Sentenza di Cassazione Penale Sez. 2 Num. 26508 Anno 2024
Penale Sent. Sez. 2 Num. 26508 Anno 2024
Presidente: COGNOME NOME
Relatore: NOME
Data Udienza: 25/06/2024
SENTENZA
sul ricorso proposto da:
NOME COGNOME, nata a Pozzuoli il giorno DATA_NASCITA rappresentata ed assistita dall’AVV_NOTAIO – di fiducia
avverso la sentenza in data 10/05/2023 della Corte di Appello di Napoli visti gli atti, il provvedimento impugnato e il ricorso;
preso atto che non è stata richiesta dalle parti la trattazione orale ai sensi degl artt. 611, comma 1-bis cod. proc. pen., 23, comma 8, d.l. 28 ottobre 2020, n. 137, convertito con modificazioni dalla legge 18 dicembre 2020, n. 176, prorogato in forza dell’art. 5-duodecies del d.l. 31 ottobre 2022, n. 162, convertito, con modificazioni, dalla legge 30 dicembre 2022, n. 199 e, da ultimo, dall’art. 17 del dl. 22 giugno 2023, n. 75, convertito con modificazioni dalla legge 10 agosto 2023, n. 112;
udita la relazione svolta dal consigliere NOME COGNOME;
letta la requisitoria scritta con la quale il AVV_NOTAIO Generale NOME COGNOME, ha chiesto dichiararsi l’inammissibilità del ricorso;
RITENUTO IN FATTO
Con sentenza in data 10 maggio 2023 la Corte di Appello di Napoli, in parziale riforma della sentenza in data 1° ottobre 2021 del Tribunale della medesima città, ha dichiarato non doversi procedere in ordine ad una serie di fattireato di natura contravvenzionale (capi A, B e C della rubrica delle imputazioni) perché estinti per prescrizione ed ha ridotto nei confronti dell’imputata NOME COGNOME il trattamento sanzionatorio relativo ai reati di cui ai capi D (invasione edifici ex art. 633 cod. pen.) ed E (violazione di sigilli ex art. 349 cod. pen.) pe quali era intervenuta condanna.
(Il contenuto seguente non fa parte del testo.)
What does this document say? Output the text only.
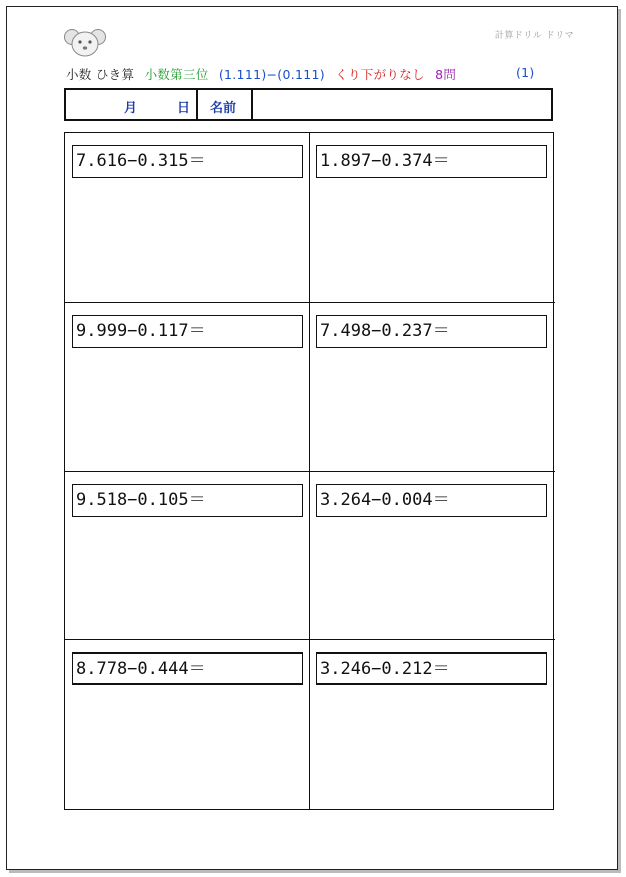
計算ドリル ドリマ
小数 ひき算 小数第三位 (1.111)−(0.111) くり下がりなし 8問	(1)
月	日 名前
7.616−0.315＝	1.897−0.374＝
9.999−0.117＝	7.498−0.237＝
9.518−0.105＝	3.264−0.004＝
8.778−0.444＝	3.246−0.212＝
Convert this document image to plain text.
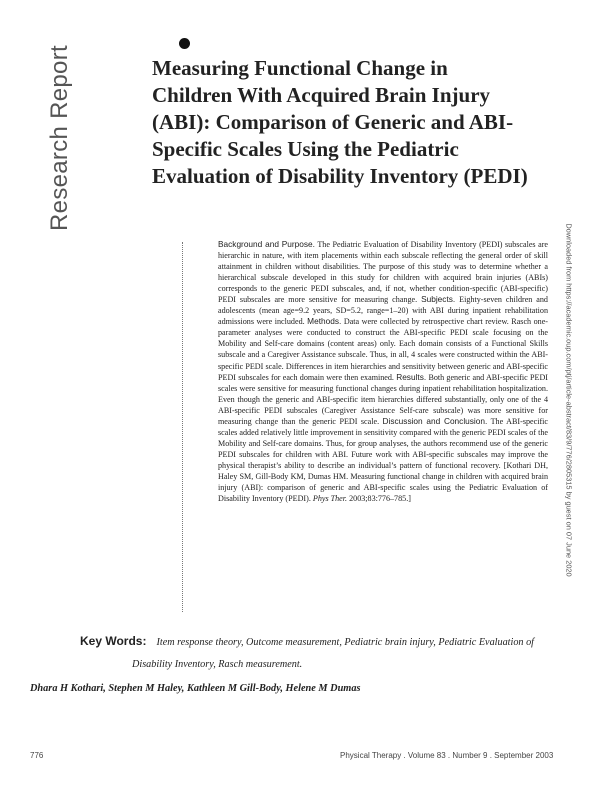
Research Report	Measuring Functional Change in Children With Acquired Brain Injury (ABI): Comparison of Generic and ABI-Specific Scales Using the Pediatric Evaluation of Disability Inventory (PEDI)
Downloaded from https://academic.oup.com/ptj/article-abstract/83/9/776/2805315 by guest on 07 June 2020

Background and Purpose. The Pediatric Evaluation of Disability Inventory (PEDI) subscales are hierarchic in nature, with item placements within each subscale reflecting the general order of skill attainment in children without disabilities. The purpose of this study was to determine whether a hierarchical subscale developed in this study for children with acquired brain injuries (ABIs) corresponds to the generic PEDI subscales, and, if not, whether condition-specific (ABI-specific) PEDI subscales are more sensitive for measuring change. Subjects. Eighty-seven children and adolescents (mean age=9.2 years, SD=5.2, range=1–20) with ABI during inpatient rehabilitation admissions were included. Methods. Data were collected by retrospective chart review. Rasch one-parameter analyses were conducted to construct the ABI-specific PEDI scale focusing on the Mobility and Self-care domains (content areas) only. Each domain consists of a Functional Skills subscale and a Caregiver Assistance subscale. Thus, in all, 4 scales were constructed within the ABI-specific PEDI scale. Differences in item hierarchies and sensitivity between generic and ABI-specific PEDI subscales for each domain were then examined. Results. Both generic and ABI-specific PEDI scales were sensitive for measuring functional changes during inpatient rehabilitation hospitalization. Even though the generic and ABI-specific item hierarchies differed substantially, only one of the 4 ABI-specific PEDI subscales (Caregiver Assistance Self-care subscale) was more sensitive for measuring change than the generic PEDI scale. Discussion and Conclusion. The ABI-specific scales added relatively little improvement in sensitivity compared with the generic PEDI scales of the Mobility and Self-care domains. Thus, for group analyses, the authors recommend use of the generic PEDI subscales for children with ABI. Future work with ABI-specific subscales may improve the physical therapist’s ability to describe an individual’s pattern of functional recovery. [Kothari DH, Haley SM, Gill-Body KM, Dumas HM. Measuring functional change in children with acquired brain injury (ABI): comparison of generic and ABI-specific scales using the Pediatric Evaluation of Disability Inventory (PEDI). Phys Ther. 2003;83:776–785.]

Key Words: Item response theory, Outcome measurement, Pediatric brain injury, Pediatric Evaluation of
Disability Inventory, Rasch measurement.
Dhara H Kothari, Stephen M Haley, Kathleen M Gill-Body, Helene M Dumas
776	Physical Therapy . Volume 83 . Number 9 . September 2003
I fatti contestati sono indicati come consumati in data 27 novembre 2015.
Ricorre per Cassazione avverso la predetta sentenza il difensore dell’imputata, deducendo:
2.1. Art. 606, lett. c), cod. proc. pen. per inosservanza delle norme processuali stabilite a pena di nullità, inutilizzabilità, inammissibilità decadenza e, in particolare, in violazione dell’art. 23-bis I. 176/2020 (d.l 137/2020), dell’art. 598-bis cod. proc. pen. in relazione all’art. 178, lett. c), c proc. pen. attinente l’intervento, l’assistenza e la rappresentanza dell’imputato.
Rileva, al riguardo, la difesa della ricorrente che sarebbero state violate le regole del processo cartolare in sede di appello in quanto, in base al disposto dell’art. 23-bis citato, il Pubblico Ministero deve formulare le proprie conclusion entro il decimo giorno precedente l’udienza e dette conclusioni debbono essere comunicate immediatamente per via telematica al difensore, il quale entro il quinto giorno precedente l’udienza può presentare la proprie conclusioni con atto scritto.
Nel caso in esame, invece, la requisitoria del Pubblico Ministero, redatta in data 8 maggio 2023, fu inviata al difensore dell’imputata solo in data 9 maggio 2023 (alle ore 11:52) in vista dell’udienza programmata per il giorno successivo, il che avrebbe comportato una violazione del diritto di difesa.
Osserva, ancora, il difensore di non aver potuto eccepire tempestivamente detta nullità innanzi alla Corte di appello data la ristrettezza dei tempi.
2.2. Art. 606, lett. b) ed e), cod. proc. pen. per inosservanza o erronea applicazione della legge penale o di altre norme giuridiche di cui si deve tener conto nell’applicazione della legge penale e vizio di motivazione in relazione all’applicazione del delitto di cui all’art. 633 cod. pen.
Rileva la difesa della ricorrente che l’occupazione dell’immobile non sarebbe avvenuta senza valido titolo atteso che il marito dell’imputata risulta essere
assegnatario, in forza di un contratto di locazione, di un appartamento e di una cantina presenti nello stabile.
A ciò si aggiunge che l'”invasione” dell’immobile sarebbe avvenuta non in modo violento il che non consentirebbe di configurare il reato in contestazione.
2.3. Art. 606, lett. b), cod. proc. pen. per inosservanza o erronea applicazione della legge penale o di altre norme giuridiche di cui si deve tener conto nell’applicazione della legge penale ed in particolare degli articoli 62-bis, 132 e 133 cod. pen. con conseguente vizio di motivazione di cui all’art. 606, lett. e), cod. proc. pen.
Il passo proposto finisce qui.